Am Freitagabend wollten sie in der Aula Gringel in Appenzell zeigen, was sie nach nur einer Woche Proben im Arenenberg in Salenstein gelernt haben – das ist den 65 jungen Musikanten des Jugend Brass Band Forum Ostschweiz JBBFO auf beindruckende Weise gelungen.

  • Bild: Tommaso Manzin

    Bild: Tommaso Manzin

Während einer Lagerwoche Ende Juli/Anfang August studierten die Musikantinnen und Musikanten des Jugend Brass Band Forum Ostschweiz ein anspruchsvolles Konzertprogramm ein, um es an drei Konzerten in der Ostschweiz aufzuführen: in Arenenberg, Appenzell und Aadorf.

Kaum zu glauben, was man in einer Woche Proben alles schafft. Vorausgesetzt, man hat die richtigen Voraussetzungen – sprich: Begabungen. Die Performance, die die jungen Musizierenden am Freitagabend in der Aula Gringel in Appenzell boten, war schier unglaublich.
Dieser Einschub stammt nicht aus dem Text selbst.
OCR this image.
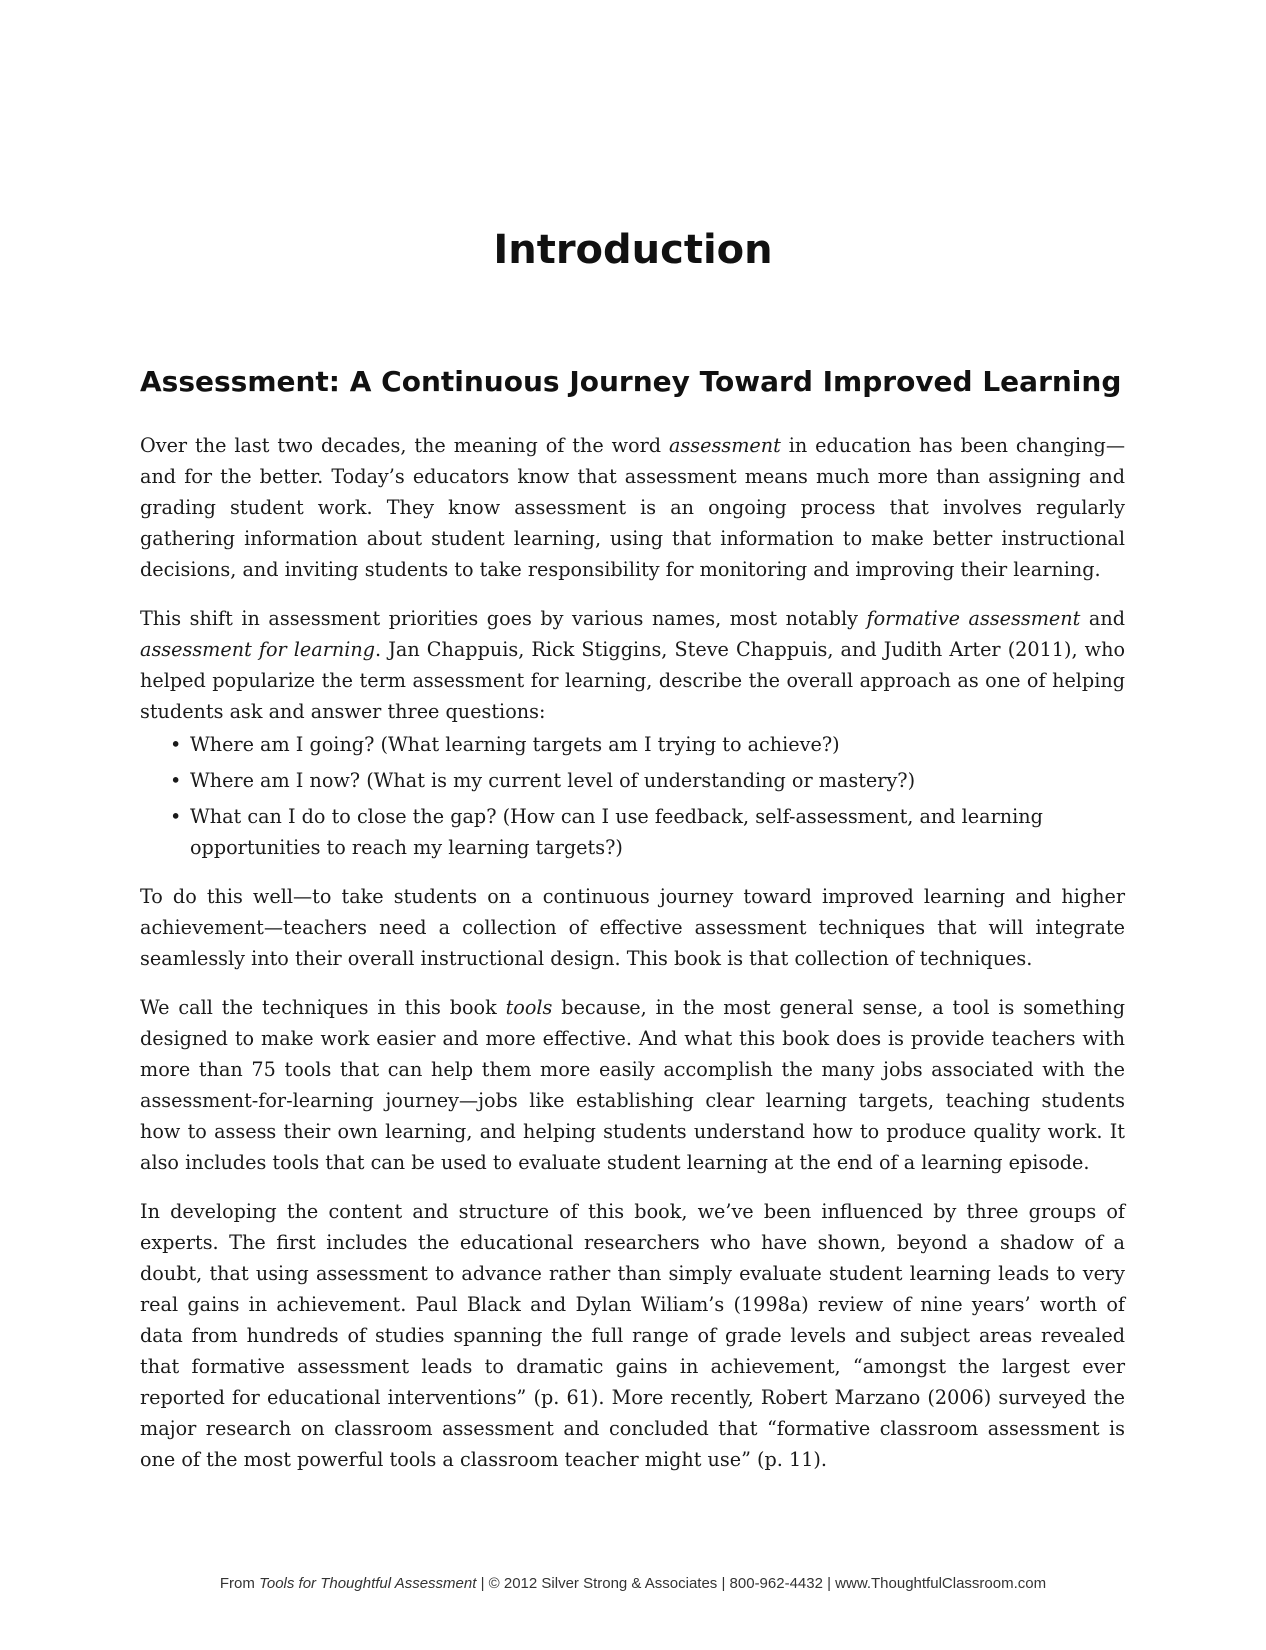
Introduction
Assessment: A Continuous Journey Toward Improved Learning

Over the last two decades, the meaning of the word assessment in education has been changing—and for the better. Today’s educators know that assessment means much more than assigning and grading student work. They know assessment is an ongoing process that involves regularly gathering information about student learning, using that information to make better instructional decisions, and inviting students to take responsibility for monitoring and improving their learning.

This shift in assessment priorities goes by various names, most notably formative assessment and assessment for learning. Jan Chappuis, Rick Stiggins, Steve Chappuis, and Judith Arter (2011), who helped popularize the term assessment for learning, describe the overall approach as one of helping students ask and answer three questions:

• Where am I going? (What learning targets am I trying to achieve?)
• Where am I now? (What is my current level of understanding or mastery?)
• What can I do to close the gap? (How can I use feedback, self-assessment, and learning opportunities to reach my learning targets?)

To do this well—to take students on a continuous journey toward improved learning and higher achievement—teachers need a collection of effective assessment techniques that will integrate seamlessly into their overall instructional design. This book is that collection of techniques.

We call the techniques in this book tools because, in the most general sense, a tool is something designed to make work easier and more effective. And what this book does is provide teachers with more than 75 tools that can help them more easily accomplish the many jobs associated with the assessment-for-learning journey—jobs like establishing clear learning targets, teaching students how to assess their own learning, and helping students understand how to produce quality work. It also includes tools that can be used to evaluate student learning at the end of a learning episode.

In developing the content and structure of this book, we’ve been influenced by three groups of experts. The first includes the educational researchers who have shown, beyond a shadow of a doubt, that using assessment to advance rather than simply evaluate student learning leads to very real gains in achievement. Paul Black and Dylan Wiliam’s (1998a) review of nine years’ worth of data from hundreds of studies spanning the full range of grade levels and subject areas revealed that formative assessment leads to dramatic gains in achievement, “amongst the largest ever reported for educational interventions” (p. 61). More recently, Robert Marzano (2006) surveyed the major research on classroom assessment and concluded that “formative classroom assessment is one of the most powerful tools a classroom teacher might use” (p. 11).

From Tools for Thoughtful Assessment | © 2012 Silver Strong & Associates | 800-962-4432 | www.ThoughtfulClassroom.com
Statt am Strand oder in der Grossstadt verbrachten die Jugendlichen zwischen 12 und 26 Jahren aus der ganzen Ostschweiz ihre Sommerferien im Arenenberg. Nicht Sehenswürdigkeiten oder Sonnenbaden standen auf dem Tagesprogramm, sondern das gemeinsame Einstudieren eines Konzertprogramms. «Von früh morgens bis spät abends wird geprobt und am Programm gefeilt, damit an den Schlusskonzerten jeder Ton sitzt», teilten die Veranstalter im Vorfeld der Konzerte mit.

Zu erwähnen auch der Gastsolist Clemens Vetter, ein Virtuose seines Fachs. Seit 2021 ist er Lehrbeauftragter für Euphonium am Leopold-Mozart-Zentrum der Universität Augsburg. Dort unterrichtet er gemäss Angaben der JBBFO die momentan einzige Euphoniumklasse Deutschlands.